Built on Facts

David Foster Wallace

One of my favorite writers, the extraordinary David Foster Wallace, is dead after ending his own life. He was 46.

My first exposure to his work was his beautiful mathematics book Everything and More: A Compact History of Infinity. He brought his extraordinary skill as a narrative fiction writer to the story of the development of the mathematical concept of infinity, and doing so in a way that does not fall victim to the excessive simplification that plagues so much of science writing. It’s equally engaging for the mathematically naive and the mathematically sophisticated, with one or two minor technical quibbles.

Of course that wasn’t his best known work, with his fiction taking center stage for most of his fans. But as an undergraduate, Everything and More opened the door to infinity to me, and I’ll always be thankful for the view.

His loss is a sad reminder that of the unnecessary tragedy and loss of suicide. I sincerely ask that any reader who ever might feel that life is not worth living to seek help and encouragement. Life is not always happy, but it’s worth pressing on through the hard times into the better times. Never give up.

Rest in peace.

Comments

  1. #1 Sven DiMilo
    September 14, 2008

    I’m floored. Finally got around to Infinite Jest this summer and it rocketed to my top 5…was looking forward to lots more good stuff from the hyper-talented Wallace.
    What a bummer.

  2. #2 Vernon Balbert
    September 14, 2008

    This is indeed a tragic event. I’ve never read his stuff, but maybe I will check out some from the library.

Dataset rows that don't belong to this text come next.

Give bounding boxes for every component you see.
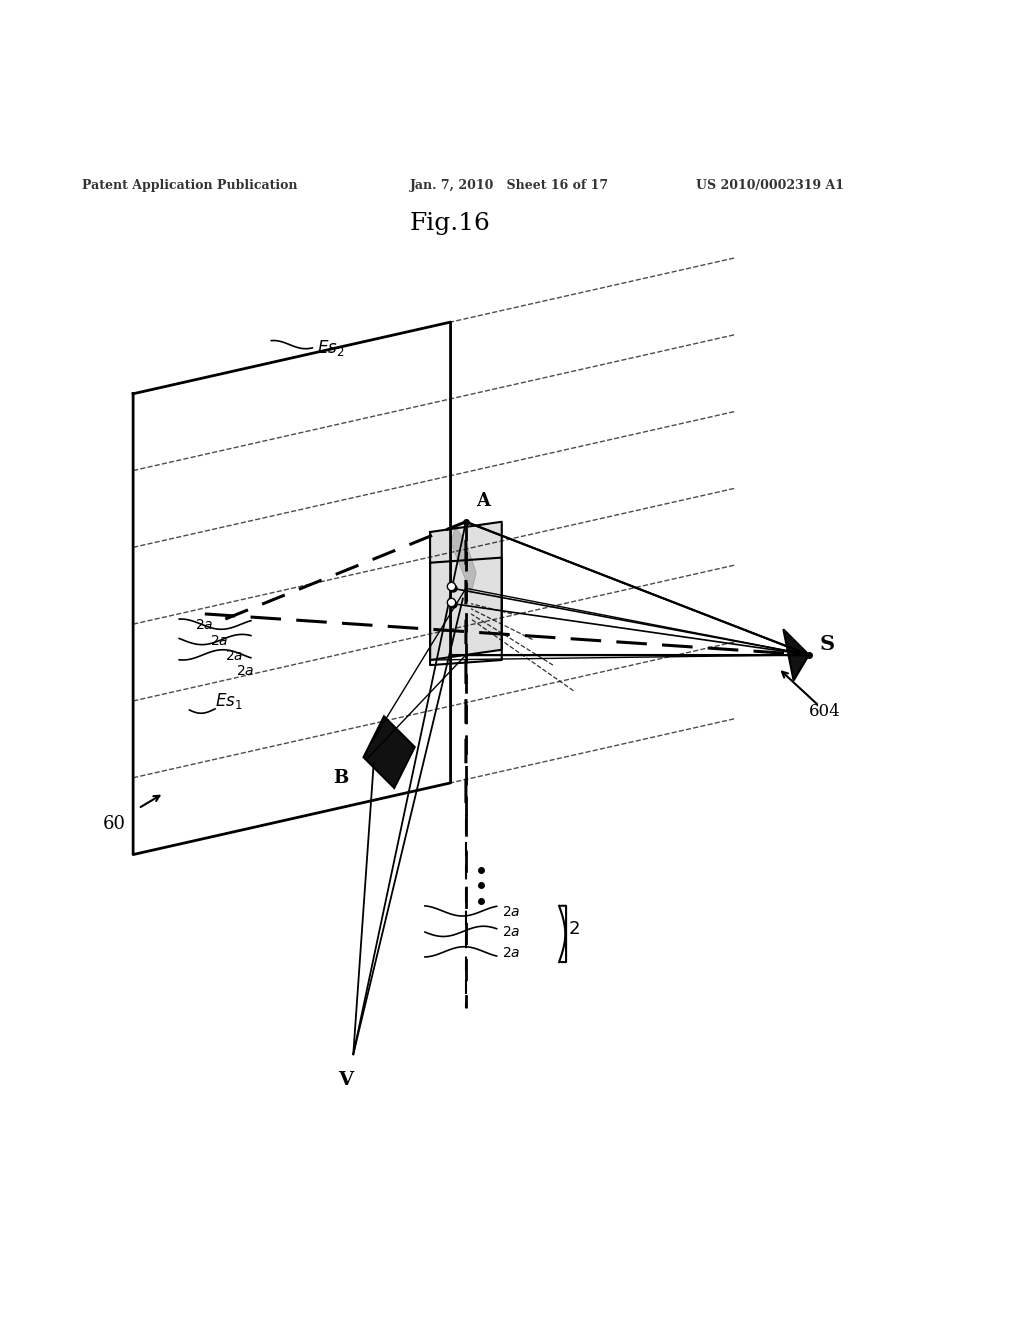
Text: Patent Application Publication: Patent Application Publication (82, 180, 297, 191)
Text: US 2010/0002319 A1: US 2010/0002319 A1 (696, 180, 845, 191)
Text: Fig.16: Fig.16 (411, 213, 490, 235)
Text: 60: 60 (102, 814, 125, 833)
Text: $2a$: $2a$ (502, 946, 520, 960)
Polygon shape (430, 521, 502, 660)
Text: 604: 604 (809, 704, 841, 721)
Text: A: A (476, 492, 490, 511)
Text: $2a$: $2a$ (225, 649, 244, 663)
Text: V: V (338, 1071, 353, 1089)
Text: $Es_1$: $Es_1$ (215, 692, 243, 711)
Text: S: S (819, 634, 835, 653)
Polygon shape (783, 630, 809, 681)
Text: $2a$: $2a$ (502, 906, 520, 919)
Text: $2a$: $2a$ (236, 664, 254, 678)
Text: $2$: $2$ (568, 920, 580, 939)
Polygon shape (451, 527, 476, 594)
Text: $2a$: $2a$ (210, 634, 228, 648)
Text: B: B (333, 768, 348, 787)
Text: Jan. 7, 2010   Sheet 16 of 17: Jan. 7, 2010 Sheet 16 of 17 (410, 180, 608, 191)
Text: $Es_2$: $Es_2$ (317, 338, 345, 358)
Polygon shape (364, 717, 415, 788)
Text: $2a$: $2a$ (195, 618, 213, 632)
Text: $2a$: $2a$ (502, 925, 520, 940)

    It may be somewhat callous to speak of things like this at a time like this, but it’s my feeling that suicide is probably the single most selfish thing anyone can do. The wreckage that’s left over for other people to deal with is incredibly difficult to handle. Thoughts such as, “Did I do something wrong?” surface in those close to the person. Not only that, but you’ve just taken an irreplaceable thing away from those that love you.

    Being someone who suffers from severe depression, I understand some of the motives that may cause suicide. Aside from cultural suicides (such as doing it to save face in Japan) there is usually some emotional problem happening and suicide is considered to be a viable escape from the pain of emotional suffering. It’s sad when the person who does this does not let slip the symptoms of what is driving him to suicide or that those around him do not recognize the signs.

    It is tragic on so many levels. My heart goes out to Mr. Wallace’s family.

  3. #3 mezzobuff
    September 23, 2008

    Just got around to reading the DFW posts on SB after spending the week reading remembrances, posts and writings throughout the web. I will say: DFW had been suffering from serious depression for more than 30 years, had undergone various therapies that included hospitalization, prescription drugs and ECT. None of them seemed to work for him. I am not sure I would describe his suicide as an act of selfishness as much as one of a man who was simply tired of the mental pain that he was going through. He did “soldier on” in spite if the inadequacies of his various therapies for quite some time and I wish him peace now, as it seems he never really had it while he was alive.
    I found an early writing in which he describes his struggle with depression at a young age enlightening if not horribly sad: it was published in the Amherst Review.